ただ、やはり新規顧客もしっかりと獲得していきたいとは思っているため、最近は店舗内装の会社を合併買収し、仕事の幅が広がるような取り組みもしています。
離職率を下げるために行った社内改革
――服部社長は現在、離職率を下げるために社内改革に取り組まれていると伺いました。具体的にどのようなことをしているのか、教えていただけますか。
服部哲史:
1つは、社員が直行直帰しやすいように、外出先からGPS打刻できる仕組みを導入したことです。あとは、社内の連絡ツールにSkypeを取り入れました。Skypeで直行直帰の連絡をすることで、メンバー全員に気軽に出退勤の状況を共有できるようにしたかったからです。
そのほかに取り組んだことは、フレックスタイムの導入です。出社時間の朝9時には全員そろうようにしていますが、16時以降は自由に退社して問題ありません。
この取り組みによってプライベートを大切にしたい社員の気持ちも優先できるようになりましたし、何より社員たちのストレスも減り、コミュニケーションが円滑になりました。

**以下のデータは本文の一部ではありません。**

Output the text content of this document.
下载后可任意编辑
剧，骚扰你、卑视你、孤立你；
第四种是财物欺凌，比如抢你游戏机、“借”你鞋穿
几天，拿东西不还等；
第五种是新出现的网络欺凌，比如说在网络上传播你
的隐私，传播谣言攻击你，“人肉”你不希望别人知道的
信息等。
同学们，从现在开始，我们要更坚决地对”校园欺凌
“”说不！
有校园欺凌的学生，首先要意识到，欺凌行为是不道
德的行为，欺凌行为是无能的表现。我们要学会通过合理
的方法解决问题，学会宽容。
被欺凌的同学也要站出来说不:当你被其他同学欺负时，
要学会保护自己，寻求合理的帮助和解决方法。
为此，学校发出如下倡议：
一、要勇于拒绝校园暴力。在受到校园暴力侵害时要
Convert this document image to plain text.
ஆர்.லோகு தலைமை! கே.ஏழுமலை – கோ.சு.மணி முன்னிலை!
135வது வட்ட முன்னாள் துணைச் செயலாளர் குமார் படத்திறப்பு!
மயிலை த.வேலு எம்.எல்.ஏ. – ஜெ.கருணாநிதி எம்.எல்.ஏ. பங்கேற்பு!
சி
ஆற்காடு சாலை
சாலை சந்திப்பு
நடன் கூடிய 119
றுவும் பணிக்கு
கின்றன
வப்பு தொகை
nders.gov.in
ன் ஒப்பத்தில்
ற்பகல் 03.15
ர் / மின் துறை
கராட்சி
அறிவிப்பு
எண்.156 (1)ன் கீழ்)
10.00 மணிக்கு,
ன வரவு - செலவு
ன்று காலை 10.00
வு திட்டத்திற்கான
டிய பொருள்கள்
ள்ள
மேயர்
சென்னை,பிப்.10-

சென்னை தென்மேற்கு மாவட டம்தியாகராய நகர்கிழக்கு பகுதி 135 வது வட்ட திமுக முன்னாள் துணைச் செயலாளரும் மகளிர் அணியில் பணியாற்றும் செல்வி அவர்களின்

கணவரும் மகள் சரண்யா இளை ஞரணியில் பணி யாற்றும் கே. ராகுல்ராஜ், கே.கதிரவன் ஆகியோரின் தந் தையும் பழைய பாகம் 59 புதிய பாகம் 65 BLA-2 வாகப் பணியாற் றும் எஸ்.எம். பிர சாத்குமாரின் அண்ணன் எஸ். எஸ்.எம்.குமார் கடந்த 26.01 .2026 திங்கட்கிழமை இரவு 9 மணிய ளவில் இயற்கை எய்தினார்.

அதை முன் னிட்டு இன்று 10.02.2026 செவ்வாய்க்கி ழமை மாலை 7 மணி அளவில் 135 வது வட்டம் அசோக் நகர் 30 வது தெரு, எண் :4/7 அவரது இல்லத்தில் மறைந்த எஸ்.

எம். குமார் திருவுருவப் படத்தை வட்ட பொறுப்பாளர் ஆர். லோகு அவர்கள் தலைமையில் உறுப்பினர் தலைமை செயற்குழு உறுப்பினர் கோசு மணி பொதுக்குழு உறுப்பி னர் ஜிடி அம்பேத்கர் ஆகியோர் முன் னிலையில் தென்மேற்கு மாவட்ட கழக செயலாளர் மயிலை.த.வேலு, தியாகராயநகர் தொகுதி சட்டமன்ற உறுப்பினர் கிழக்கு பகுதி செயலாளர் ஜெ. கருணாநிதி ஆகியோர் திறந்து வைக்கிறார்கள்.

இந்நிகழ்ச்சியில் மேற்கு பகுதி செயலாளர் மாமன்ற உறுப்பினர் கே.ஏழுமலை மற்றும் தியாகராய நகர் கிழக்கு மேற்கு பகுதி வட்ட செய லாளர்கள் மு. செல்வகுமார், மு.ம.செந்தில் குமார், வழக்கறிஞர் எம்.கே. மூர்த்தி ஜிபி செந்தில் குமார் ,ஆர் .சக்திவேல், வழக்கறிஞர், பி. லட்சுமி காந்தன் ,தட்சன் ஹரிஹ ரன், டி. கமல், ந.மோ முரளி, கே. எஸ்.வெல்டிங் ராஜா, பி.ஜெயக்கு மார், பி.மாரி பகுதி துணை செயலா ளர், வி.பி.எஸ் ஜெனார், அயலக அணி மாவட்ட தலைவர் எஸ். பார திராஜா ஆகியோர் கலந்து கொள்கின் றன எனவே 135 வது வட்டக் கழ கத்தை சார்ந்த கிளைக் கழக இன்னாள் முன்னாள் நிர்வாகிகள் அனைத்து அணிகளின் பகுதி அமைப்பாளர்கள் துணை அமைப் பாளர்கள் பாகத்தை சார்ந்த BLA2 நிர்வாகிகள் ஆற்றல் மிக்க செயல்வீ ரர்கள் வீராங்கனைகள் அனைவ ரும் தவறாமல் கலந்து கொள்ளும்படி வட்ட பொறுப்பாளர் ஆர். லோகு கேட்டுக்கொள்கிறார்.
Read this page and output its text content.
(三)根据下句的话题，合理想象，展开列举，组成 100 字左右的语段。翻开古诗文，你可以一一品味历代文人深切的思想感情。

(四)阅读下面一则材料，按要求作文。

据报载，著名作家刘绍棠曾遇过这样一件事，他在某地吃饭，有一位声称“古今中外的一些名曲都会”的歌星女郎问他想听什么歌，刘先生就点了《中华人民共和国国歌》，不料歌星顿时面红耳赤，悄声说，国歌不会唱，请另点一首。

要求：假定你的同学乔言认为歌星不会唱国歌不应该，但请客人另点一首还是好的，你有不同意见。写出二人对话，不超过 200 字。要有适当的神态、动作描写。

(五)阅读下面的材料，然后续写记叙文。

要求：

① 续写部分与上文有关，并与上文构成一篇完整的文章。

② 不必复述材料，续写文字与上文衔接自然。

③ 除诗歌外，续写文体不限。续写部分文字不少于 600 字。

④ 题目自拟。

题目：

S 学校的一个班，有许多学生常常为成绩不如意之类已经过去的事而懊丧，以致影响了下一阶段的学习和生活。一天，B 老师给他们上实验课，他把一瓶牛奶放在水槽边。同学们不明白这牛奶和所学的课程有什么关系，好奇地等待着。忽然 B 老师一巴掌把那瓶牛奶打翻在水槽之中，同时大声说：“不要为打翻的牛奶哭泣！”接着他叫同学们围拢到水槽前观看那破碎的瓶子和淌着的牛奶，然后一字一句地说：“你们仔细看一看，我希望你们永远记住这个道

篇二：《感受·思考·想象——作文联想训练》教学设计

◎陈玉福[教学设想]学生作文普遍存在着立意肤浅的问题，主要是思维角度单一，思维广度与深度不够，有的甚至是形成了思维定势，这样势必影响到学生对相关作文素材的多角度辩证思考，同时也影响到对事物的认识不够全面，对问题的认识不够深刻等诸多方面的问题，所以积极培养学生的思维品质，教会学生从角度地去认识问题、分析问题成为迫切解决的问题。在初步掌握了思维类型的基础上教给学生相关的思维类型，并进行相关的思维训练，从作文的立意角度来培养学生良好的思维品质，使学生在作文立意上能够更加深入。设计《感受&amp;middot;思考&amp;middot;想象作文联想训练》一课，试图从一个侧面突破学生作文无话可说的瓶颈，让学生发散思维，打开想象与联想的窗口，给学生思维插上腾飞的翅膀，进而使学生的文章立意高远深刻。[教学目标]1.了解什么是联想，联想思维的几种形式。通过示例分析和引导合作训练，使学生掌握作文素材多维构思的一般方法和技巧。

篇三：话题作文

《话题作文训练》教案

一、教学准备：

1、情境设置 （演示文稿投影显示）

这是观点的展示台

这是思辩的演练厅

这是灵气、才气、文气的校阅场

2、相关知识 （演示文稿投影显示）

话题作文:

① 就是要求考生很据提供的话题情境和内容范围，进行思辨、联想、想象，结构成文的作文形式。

――福利厚生でがん検診を義務付けるなど、服部社長は社員が充実して働ける環境づくりにかなり力を入れているように思います。そこには、どういった思いがあるのでしょうか。
服部哲史:
私1人では会社は成り立ちませんし、会社は社員がいてこそですから。社員が安心して働ける場所をつくる必要がありますし、若手社員が自分より上の社員を見て「自分もこういった姿を目指したい」と思ってもらえるような会社にしたいです。
また、弊社の仕事は長く働いてこそ能力が発揮できるので、地道にコツコツと続けられる人に選んでもらえるような会社を目指しています。
そのためには、居心地の良い会社をつくらなければいけないですし、弊社がライブオフィスを導入したのも、社員の働きやすい環境づくりの一環です。
コツコツと続けられる人に選んでもらえる会社を目指して
――「コツコツと続けられる人に選んでもらえる会社になりたい」とのことですが、今後どのような人材が会社に必要だとお考えですか。
服部哲史:
営業に関していえば、口が上手でたくさん売れる人よりも、地道にお客様のところへ通ってしっかりと価値を与えられる人に来てもらいたいですね。今までは営業力の高い中途をメインに探していましたが、今は新卒から丁寧に育てていくことも前向きに考えています。
――これまでの社内改革を通して、新卒や若手社員が働きやすい環境がすでにできあがっているのではないでしょうか。
服部哲史:
今まで弊社ではそれぞれの社員の仕事が明確に分かれていて、助け合う文化があまりありませんでした。それを改善するために、個人ではなくチーム制にして、全員で協力していくスタンスに変えました。
チーム制にしたことで、たとえばお客様のところに行くまでの車内で、社員同士の会話が深まるようになりました。今までより社員同士がフランクに話せる機会がかなり増えましたし、とても良い循環が生まれていると思います。
編集後記
取材の最後に服部社長は「人と関わりたい方、建設や内装に興味がある方は弊社にぴったりなので、興味がある人はぜひニチネンに飛び込んでほしい」と笑顔で語った。
「会社は社員がいてこそ」という価値観のもと、建築を中心に多彩な事業を展開してきた株式会社ニチネンのさらなる躍進が楽しみだ。
服部哲史(はっとり・てつじ)/1973年大阪府生まれ。大阪市立大学工学部土木工学科卒業。株式会社大林組に入社し、主にシールドトンネル技術者として10年間務め、ベトナムホーチミン市の現場を最後に退職。株式会社ニチネンに入社し、2013年に同社代表取締役に就任。ゼネコンで培った建設業を中心に事業の多角化を図る。